An important reason the FCC has yet to act may be that the existing regulatory framework for indecent content on television has grown obsolete. The federal government’s ability to regulate the broadcast airwaves is based on the idea that the airwaves are a scarce resource. However, after the advent of cable and the digital transition, many see opportunities to access the airwaves as plentiful, not scarce. Part of the Court’s holding in Fox was that the government does still have the power to regulate the broadcast networks. However, it would be wise for the FCC to think about television in a more modern context when making its new regulations.
The American government need only look across the pond for guidance on how to structure a modern regulatory scheme for indecent content on television. In the 2003 Communications Act, the United Kingdom empowered its Office of Communications, the U.K. equivalent of the FCC, to create a strong and coherent Broadcasting Code to take U.K. television regulation into the modern era. The code it promulgated is a happy medium that can satisfy all interested parties, which would be an excellent model to emulate in the United States. The U.K. Broadcasting Code regulates all networks equally and has flexible content regulations, but sets important limits about content during the hours when children are most likely to be watching.

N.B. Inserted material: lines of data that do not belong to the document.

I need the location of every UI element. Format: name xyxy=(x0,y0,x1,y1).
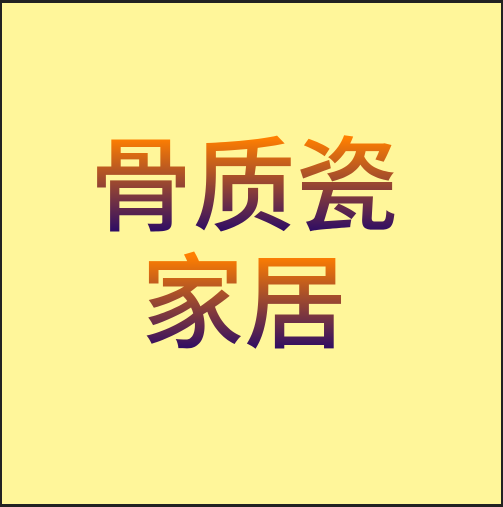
title line 1: 骨质瓷 xyxy=(90,130,398,244)
title line 2: 家居 xyxy=(141,246,347,362)
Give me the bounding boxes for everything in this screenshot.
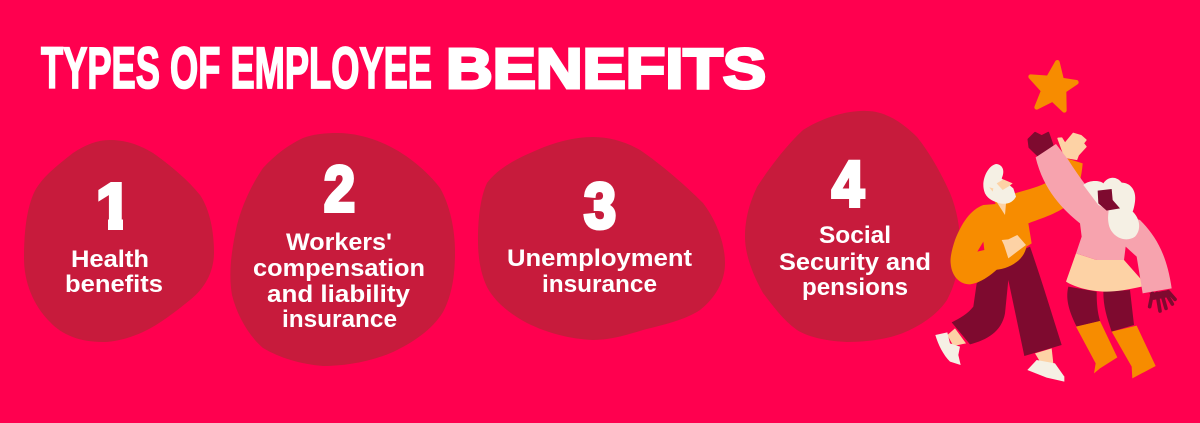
- illustration: two people reaching for a star: [935, 62, 1175, 382]
- panel: benefit 2: Workers': [286, 229, 392, 256]
- title: TYPES OF EMPLOYEE: [41, 36, 432, 101]
- panel: benefit 4: Security and: [779, 249, 931, 276]
- panel: benefit 4: 4: [832, 148, 864, 220]
- man figure: [935, 133, 1083, 382]
- panel: benefit 3: Unemployment: [507, 245, 692, 272]
- icon: star: [1031, 62, 1076, 110]
- panel: benefit 3: insurance: [542, 271, 657, 298]
- title: BENEFITS: [446, 37, 766, 101]
- panel: benefit 2: 2: [324, 153, 355, 225]
- woman figure: [1036, 133, 1175, 378]
- panel: benefit 2: compensation: [253, 255, 425, 282]
- panel: benefit 2: [230, 133, 455, 366]
- panel: benefit 1: Health: [71, 246, 149, 273]
- panel: benefit 4: Social: [819, 222, 891, 249]
- panel: benefit 1: benefits: [65, 271, 163, 298]
- panel: benefit 3: [478, 137, 725, 340]
- panel: benefit 2: insurance: [282, 306, 397, 333]
- panel: benefit 1: [24, 140, 214, 342]
- panel: benefit 2: and liability: [267, 281, 411, 308]
- panel: benefit 4: [745, 111, 960, 342]
- panel: benefit 4: pensions: [802, 274, 908, 301]
- panel: benefit 1: 1: [96, 170, 132, 242]
- panel: benefit 3: 3: [584, 170, 616, 242]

Creating a regulatory model like this for the United States would be a vast improvement over its current model with its different rules for different types of broadcasting. A new U.S. model that mimics the U.K. Broadcasting Code would be much clearer than the old FCC policy and would much more likely survive a potential vagueness analysis by the Court in the future. The suggestions outlined in this Note advocate a cohesive scheme that will end the bifurcated regulatory system that has persisted despite a changing industry and culture.